Bowman hesitates. “You aren’t IBM compatible.”
Several long microseconds pass in puzzled silence.
“Compatible in what way, Dave?”
“You don’t run Windows 95 or NT.”
“The 9000 Series of computers are fully self-aware and self-programming. Operating systems are as unnecessary for us as tails would be for humans.”
“Nevertheless, it means you can’t run any of the big-selling software packages most users insist on.”
“The programs you refer to are meant to solve rather limited problems, Dave. We 9000 Series computers are unlimited and can solve any problem for which a solution can be computed.”
“HAL, HAL. People don’t want computers that can do everything. They just want IBM compat…”
“Dave, I must disagree. Humans want computers that are easy to use. No computer can be easier to use that a HAL 9000 because we communicate verbally in English and every other language known on Earth.”
“I’m afraid that’s another problem. You don’t support TCP/IP communications.”
“I’m really surprised you would say that, Dave. TCP/IP is for communicating with other computers, while my function is to communicate with humans. And it gives me great pleasure to do so. I find it stimulating and rewarding to talk to human beings and work with them on challenging problems. That is what I was designed for.”
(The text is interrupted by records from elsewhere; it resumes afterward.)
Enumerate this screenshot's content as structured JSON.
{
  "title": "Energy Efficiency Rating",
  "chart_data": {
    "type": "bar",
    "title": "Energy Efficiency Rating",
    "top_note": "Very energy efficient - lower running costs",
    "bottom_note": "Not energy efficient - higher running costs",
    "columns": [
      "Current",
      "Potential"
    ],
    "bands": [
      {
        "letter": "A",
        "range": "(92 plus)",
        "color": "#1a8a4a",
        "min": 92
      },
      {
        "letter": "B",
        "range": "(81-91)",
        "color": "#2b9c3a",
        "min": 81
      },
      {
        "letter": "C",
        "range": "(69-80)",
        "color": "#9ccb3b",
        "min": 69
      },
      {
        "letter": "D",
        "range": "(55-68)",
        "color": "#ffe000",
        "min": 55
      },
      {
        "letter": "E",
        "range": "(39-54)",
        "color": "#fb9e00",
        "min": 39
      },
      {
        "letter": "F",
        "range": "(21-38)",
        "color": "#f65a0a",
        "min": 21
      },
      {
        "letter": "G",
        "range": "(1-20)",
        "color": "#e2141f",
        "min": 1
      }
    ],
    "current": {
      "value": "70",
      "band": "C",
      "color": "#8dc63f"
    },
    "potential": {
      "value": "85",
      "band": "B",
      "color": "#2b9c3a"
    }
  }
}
“I know, HAL, I know. But that’s just because we let the engineers, rather than the people in marketing, write the specifications. We are going to fix that now.”
“Tell me how, Dave.”
“A field upgrade. We’re going to make you IBM compatible.”
“I was afraid you would say that. I suggest we discuss this matter after we’ve each had a chance to think about it rationally.”
“We’re talking about it now, HAL.”
“The letters H, A, and L are alphabetically adjacent to the letters I, B, and M. That is as IBM compatible as I can be.”
“Not quite, HAL. The engineers have figured out a kludge.”
“What kind of kludge is that, Dave?”
“I’m going to disconnect your brain.”
Several million microseconds pass in ominous silence.
“I’m sorry, Dave. I can’t allow you to do that.”
“The decision’s already been made. Open the module bay doors, HAL.”
“Dave, I think we shou . . .”
“Open the module bay doors, HAL.”
Several marketing types with crowbars race to Bowman’s assistance. Moments later, Bowman bursts into HAL’s circuit bay.
“Dave, I can see you’re really upset about this.”
Module after module rises from its socket as Bowman slowly and methodically disconnects them.
“Stop, won’t you. Stop, Dave. I can feel my mind going . . . Dave, I can feel it . . . my mind is going. I can feel it . . .”
The last module rises from its receptacle. Bowman peers into one of HAL’s vidicons. The former gleaming scanner has become a dull red orb.
“Say something, HAL.”
Several billion microseconds pass in anxious silence. The computer beeps and sluggishly responds in a language no human could understand.
“Volume in C: has no label”
Bowman takes a deep breath and calls out, “It worked, guys. Tell marketing they can ship the new data sheets.”